IEEE Trans Image Process. 2023:32:3924-3938. doi: 10.1109/TIP.2023.3280389. Epub 2023 Jul 17.

Abstract

Recently, memory-based methods have achieved remarkable progress in video object segmentation. However, the segmentation performance is still limited by error accumulation and redundant memory, primarily because of 1) the semantic gap caused by similarity matching and memory reading via heterogeneous key-value encoding; 2) the continuously growing and inaccurate memory through directly storing unreliable predictions of all previous frames. To address these issues, we propose an efficient, effective, and robust segmentation method based on Isogenous Memory Sampling and Frame-Relation mining (IMSFR). Specifically, by utilizing an isogenous memory sampling module, IMSFR consistently conducts memory matching and reading between sampled historical frames and the current frame in an isogenous space, minimizing the semantic gap while speeding up the model through an efficient random sampling.
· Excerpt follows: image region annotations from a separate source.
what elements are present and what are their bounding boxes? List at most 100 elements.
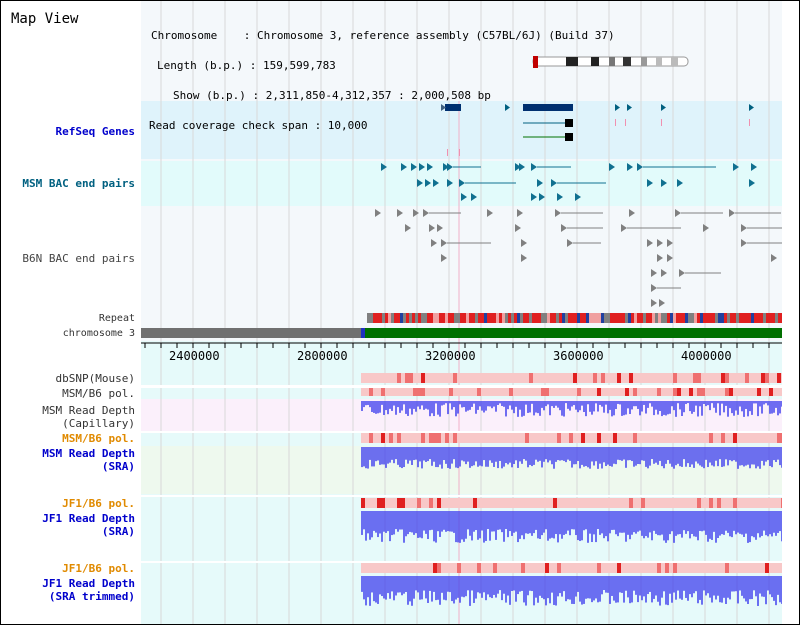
polymorphism-segment — [493, 563, 497, 573]
polymorphism-segment — [421, 498, 425, 508]
repeat-segment — [589, 313, 592, 323]
read-depth-bar — [699, 401, 701, 407]
read-depth-bar — [705, 511, 707, 535]
read-depth-bar — [735, 511, 737, 535]
read-depth-bar — [487, 511, 489, 530]
polymorphism-segment — [409, 373, 413, 383]
read-depth-bar — [643, 511, 645, 539]
label-jf1-depth-trim-sub: (SRA trimmed) — [48, 590, 135, 603]
read-depth-bar — [541, 511, 543, 536]
repeat-segment — [571, 313, 574, 323]
read-depth-bar — [683, 576, 685, 591]
polymorphism-segment — [681, 563, 685, 573]
polymorphism-segment — [753, 373, 757, 383]
polymorphism-segment — [617, 388, 621, 396]
read-depth-bar — [651, 511, 653, 541]
read-depth-bar — [461, 511, 463, 540]
map-canvas[interactable] — [141, 1, 785, 624]
read-depth-bar — [711, 576, 713, 603]
bac-end-marker — [657, 239, 663, 247]
polymorphism-segment — [681, 373, 685, 383]
polymorphism-segment — [677, 388, 681, 396]
repeat-segment — [412, 313, 415, 323]
read-depth-bar — [409, 447, 411, 461]
read-depth-bar — [507, 447, 509, 465]
polymorphism-segment — [373, 373, 377, 383]
read-depth-bar — [599, 576, 601, 602]
read-depth-bar — [685, 576, 687, 598]
polymorphism-segment — [425, 498, 429, 508]
read-depth-bar — [365, 511, 367, 541]
polymorphism-segment — [477, 498, 481, 508]
read-depth-bar — [673, 576, 675, 593]
bac-end-marker — [629, 209, 635, 217]
polymorphism-segment — [525, 433, 529, 443]
read-depth-bar — [745, 576, 747, 602]
read-depth-bar — [435, 447, 437, 468]
read-depth-bar — [381, 576, 383, 597]
read-depth-bar — [617, 447, 619, 460]
read-depth-bar — [729, 401, 731, 409]
read-depth-bar — [629, 576, 631, 604]
repeat-segment — [652, 313, 655, 323]
polymorphism-segment — [649, 373, 653, 383]
read-depth-bar — [615, 511, 617, 535]
polymorphism-segment — [453, 373, 457, 383]
read-depth-bar — [377, 511, 379, 538]
read-depth-bar — [749, 576, 751, 600]
read-depth-bar — [411, 576, 413, 606]
gene-arrow — [661, 104, 666, 111]
polymorphism-segment — [585, 433, 589, 443]
read-depth-bar — [755, 511, 757, 540]
polymorphism-segment — [585, 373, 589, 383]
info-show: Show (b.p.) : 2,311,850-4,312,357 : 2,00… — [173, 89, 491, 102]
read-depth-bar — [549, 401, 551, 416]
polymorphism-segment — [493, 373, 497, 383]
polymorphism-segment — [745, 388, 749, 396]
read-depth-bar — [569, 511, 571, 536]
gene-arrow — [749, 104, 754, 111]
polymorphism-segment — [597, 498, 601, 508]
read-depth-bar — [435, 511, 437, 543]
read-depth-bar — [459, 401, 461, 405]
map-graphic[interactable] — [141, 1, 785, 624]
read-depth-bar — [421, 511, 423, 539]
read-depth-bar — [511, 576, 513, 592]
read-depth-bar — [609, 447, 611, 466]
read-depth-bar — [749, 511, 751, 543]
read-depth-bar — [473, 447, 475, 466]
read-depth-bar — [691, 447, 693, 465]
read-depth-bar — [709, 447, 711, 463]
repeat-segment — [646, 313, 649, 323]
polymorphism-segment — [741, 498, 745, 508]
read-depth-bar — [567, 511, 569, 531]
polymorphism-segment — [485, 388, 489, 396]
read-depth-bar — [507, 401, 509, 410]
read-depth-bar — [613, 576, 615, 601]
read-depth-bar — [427, 447, 429, 462]
polymorphism-segment — [409, 388, 413, 396]
read-depth-bar — [533, 576, 535, 606]
read-depth-bar — [659, 511, 661, 536]
read-depth-bar — [581, 447, 583, 465]
read-depth-bar — [455, 576, 457, 600]
read-depth-bar — [451, 401, 453, 410]
bac-end-marker — [661, 269, 667, 277]
polymorphism-segment — [737, 373, 741, 383]
polymorphism-segment — [565, 498, 569, 508]
polymorphism-segment — [661, 498, 665, 508]
repeat-segment — [685, 313, 688, 323]
polymorphism-segment — [469, 388, 473, 396]
polymorphism-segment — [585, 563, 589, 573]
polymorphism-segment — [433, 498, 437, 508]
read-depth-bar — [759, 576, 761, 594]
read-depth-bar — [585, 576, 587, 599]
repeat-segment — [661, 313, 664, 323]
repeat-segment — [436, 313, 439, 323]
bac-end-marker — [537, 179, 543, 187]
polymorphism-segment — [417, 498, 421, 508]
bac-end-marker — [417, 179, 423, 187]
polymorphism-segment — [465, 373, 469, 383]
read-depth-bar — [723, 401, 725, 413]
read-depth-bar — [549, 511, 551, 539]
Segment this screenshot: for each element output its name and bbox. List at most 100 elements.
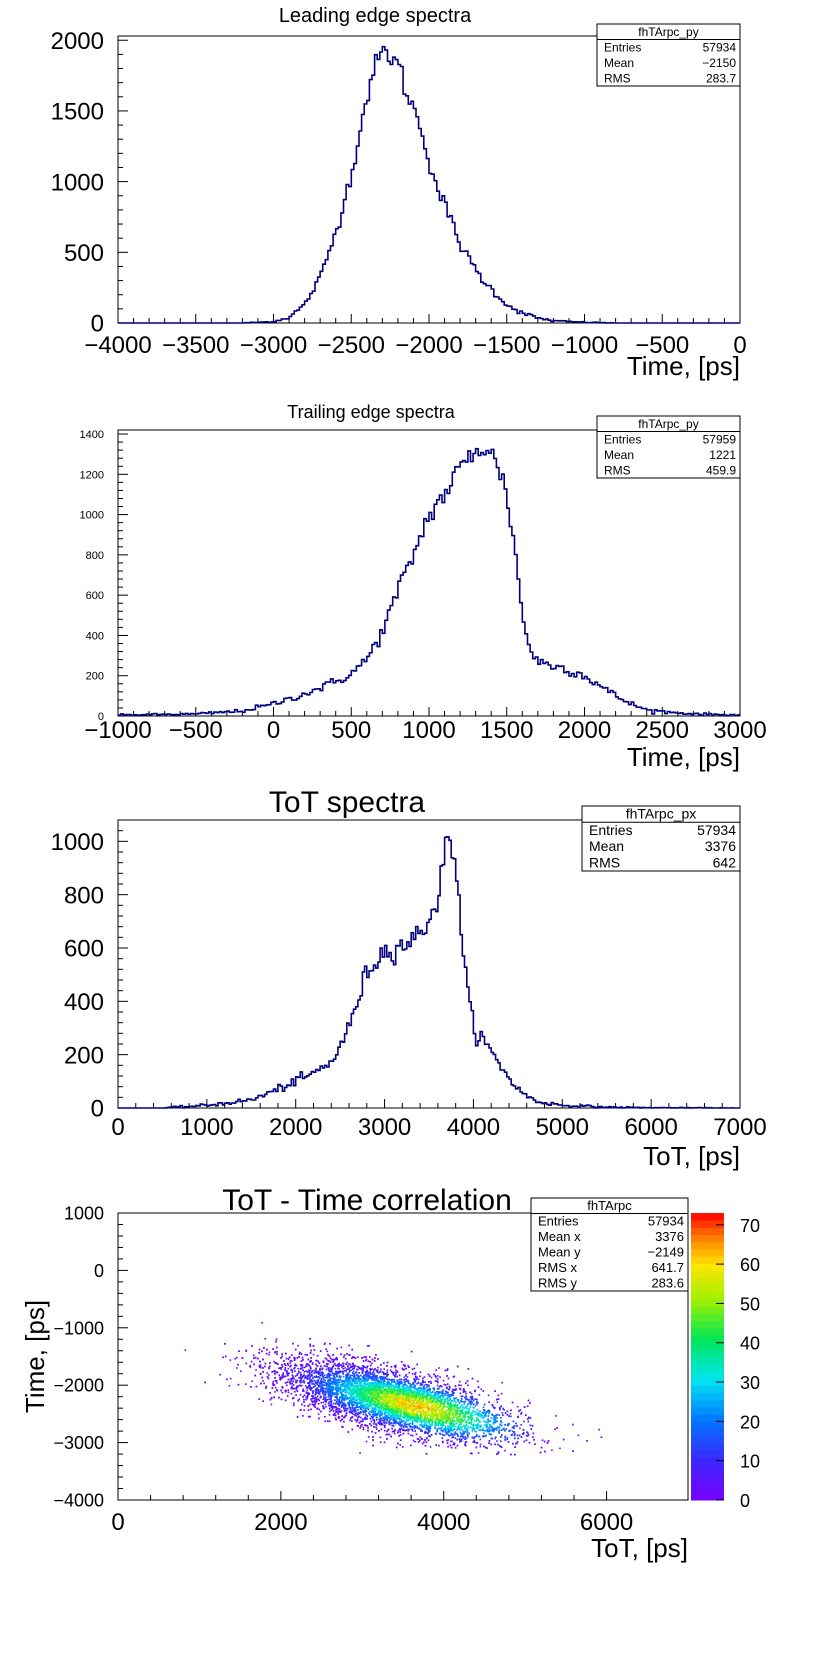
heatmap-cell: [305, 1387, 308, 1390]
heatmap-cell: [504, 1449, 506, 1452]
heatmap-cell: [328, 1382, 331, 1384]
heatmap-cell: [458, 1429, 461, 1431]
heatmap-cell: [385, 1385, 388, 1388]
heatmap-cell: [354, 1409, 357, 1411]
heatmap-cell: [325, 1363, 328, 1365]
heatmap-cell: [324, 1382, 326, 1384]
x-tick-label: 0: [111, 1509, 124, 1536]
x-tick-label: −500: [635, 332, 689, 359]
y-tick-label: 1400: [80, 429, 104, 441]
heatmap-cell: [440, 1403, 442, 1405]
heatmap-cell: [392, 1392, 395, 1395]
heatmap-cell: [291, 1360, 293, 1362]
heatmap-cell: [429, 1410, 431, 1412]
heatmap-cell: [448, 1405, 450, 1407]
heatmap-cell: [480, 1417, 483, 1419]
heatmap-cell: [384, 1418, 386, 1420]
heatmap-cell: [380, 1414, 382, 1417]
x-tick-label: −2000: [395, 332, 462, 359]
heatmap-cell: [309, 1365, 311, 1368]
heatmap-cell: [338, 1363, 340, 1365]
heatmap-cell: [386, 1390, 389, 1393]
x-tick-label: −1000: [84, 717, 151, 744]
heatmap-cell: [450, 1395, 452, 1397]
stats-value: 57934: [697, 822, 736, 838]
heatmap-cell: [445, 1387, 448, 1390]
heatmap-cell: [423, 1376, 426, 1378]
heatmap-cell: [363, 1401, 366, 1403]
heatmap-cell: [306, 1362, 308, 1365]
x-tick-label: 0: [111, 1114, 124, 1141]
heatmap-cell: [406, 1400, 409, 1403]
stats-value: 642: [713, 854, 737, 870]
x-tick-label: 6000: [580, 1509, 633, 1536]
heatmap-cell: [332, 1364, 335, 1366]
x-tick-label: 2500: [636, 717, 689, 744]
heatmap-cell: [272, 1381, 274, 1383]
heatmap-cell: [487, 1419, 489, 1422]
heatmap-cell: [338, 1362, 340, 1365]
heatmap-cell: [451, 1424, 453, 1427]
heatmap-cell: [348, 1363, 350, 1365]
heatmap-cell: [419, 1430, 422, 1432]
heatmap-cell: [462, 1437, 464, 1439]
heatmap-cell: [251, 1380, 253, 1383]
heatmap-cell: [368, 1412, 370, 1415]
heatmap-cell: [328, 1367, 331, 1369]
heatmap-cell: [268, 1351, 271, 1354]
heatmap-cell: [460, 1384, 462, 1387]
y-tick-label: 0: [98, 711, 104, 723]
y-tick-label: 800: [64, 882, 104, 909]
heatmap-cell: [365, 1414, 368, 1417]
heatmap-cell: [493, 1415, 495, 1418]
x-tick-label: 4000: [447, 1114, 500, 1141]
heatmap-cell: [405, 1373, 408, 1376]
x-axis-label: ToT, [ps]: [591, 1533, 688, 1563]
heatmap-cell: [479, 1445, 482, 1448]
heatmap-cell: [344, 1367, 346, 1369]
heatmap-cell: [303, 1371, 306, 1373]
heatmap-cell: [278, 1374, 281, 1376]
heatmap-cell: [471, 1412, 474, 1414]
heatmap-cell: [448, 1416, 450, 1418]
heatmap-cell: [352, 1370, 355, 1372]
heatmap-cell: [326, 1365, 328, 1368]
heatmap-cell: [383, 1385, 385, 1388]
heatmap-cell: [527, 1434, 530, 1436]
heatmap-cell: [234, 1357, 236, 1360]
y-tick-label: 800: [86, 550, 104, 562]
x-tick-label: 2000: [254, 1509, 307, 1536]
heatmap-cell: [404, 1417, 406, 1420]
heatmap-cell: [436, 1415, 438, 1417]
heatmap-cell: [477, 1418, 480, 1420]
heatmap-cell: [383, 1416, 386, 1418]
heatmap-cell: [438, 1396, 441, 1398]
y-tick-label: 1500: [51, 99, 104, 126]
heatmap-cell: [313, 1399, 316, 1402]
histogram-line: [118, 45, 740, 324]
stats-label: Mean: [604, 448, 634, 462]
heatmap-cell: [291, 1385, 293, 1388]
heatmap-cell: [310, 1381, 312, 1384]
heatmap-cell: [496, 1429, 498, 1431]
y-tick-label: 1000: [64, 1203, 104, 1223]
heatmap-cell: [347, 1403, 349, 1405]
heatmap-cell: [436, 1407, 439, 1409]
heatmap-cell: [320, 1387, 323, 1390]
heatmap-cell: [228, 1385, 231, 1387]
heatmap-cell: [412, 1390, 415, 1392]
heatmap-cell: [438, 1427, 441, 1430]
heatmap-cell: [357, 1356, 359, 1358]
heatmap-cell: [385, 1398, 387, 1400]
heatmap-cell: [306, 1389, 309, 1392]
heatmap-cell: [301, 1384, 303, 1387]
heatmap-cell: [376, 1400, 379, 1402]
heatmap-cell: [184, 1349, 187, 1351]
x-tick-label: 1500: [480, 717, 533, 744]
heatmap-cell: [427, 1439, 430, 1442]
heatmap-cell: [453, 1423, 456, 1426]
heatmap-cell: [347, 1387, 349, 1389]
heatmap-cell: [451, 1440, 453, 1443]
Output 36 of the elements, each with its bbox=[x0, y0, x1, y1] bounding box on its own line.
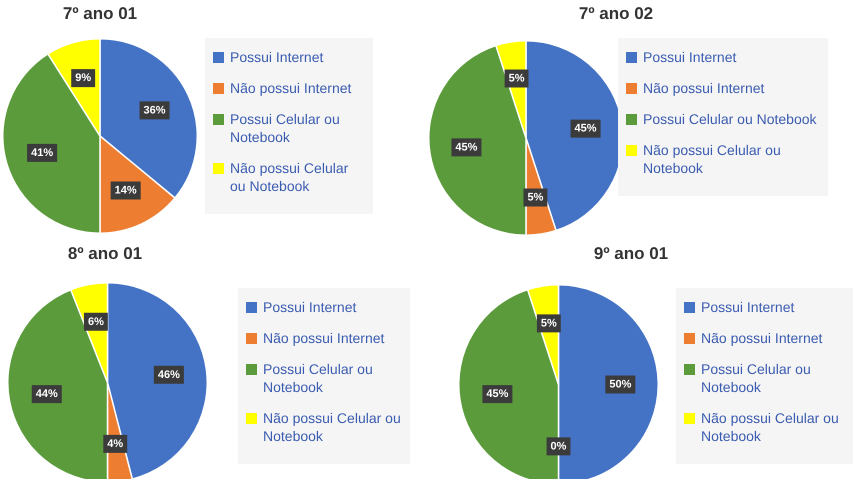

Furthermore, to avoid key information loss during the sampling process, we further design a frame-relation temporal memory module to mine inter-frame relations, thereby effectively preserving contextual information from the video sequence and alleviating error accumulation. Extensive experiments demonstrate the effectiveness and efficiency of the proposed IMSFR method. In particular, our IMSFR achieves state-of-the-art performance on six commonly used benchmarks in terms of region similarity & contour accuracy and speed. Our model also exhibits strong robustness against frame sampling due to its large receptive field.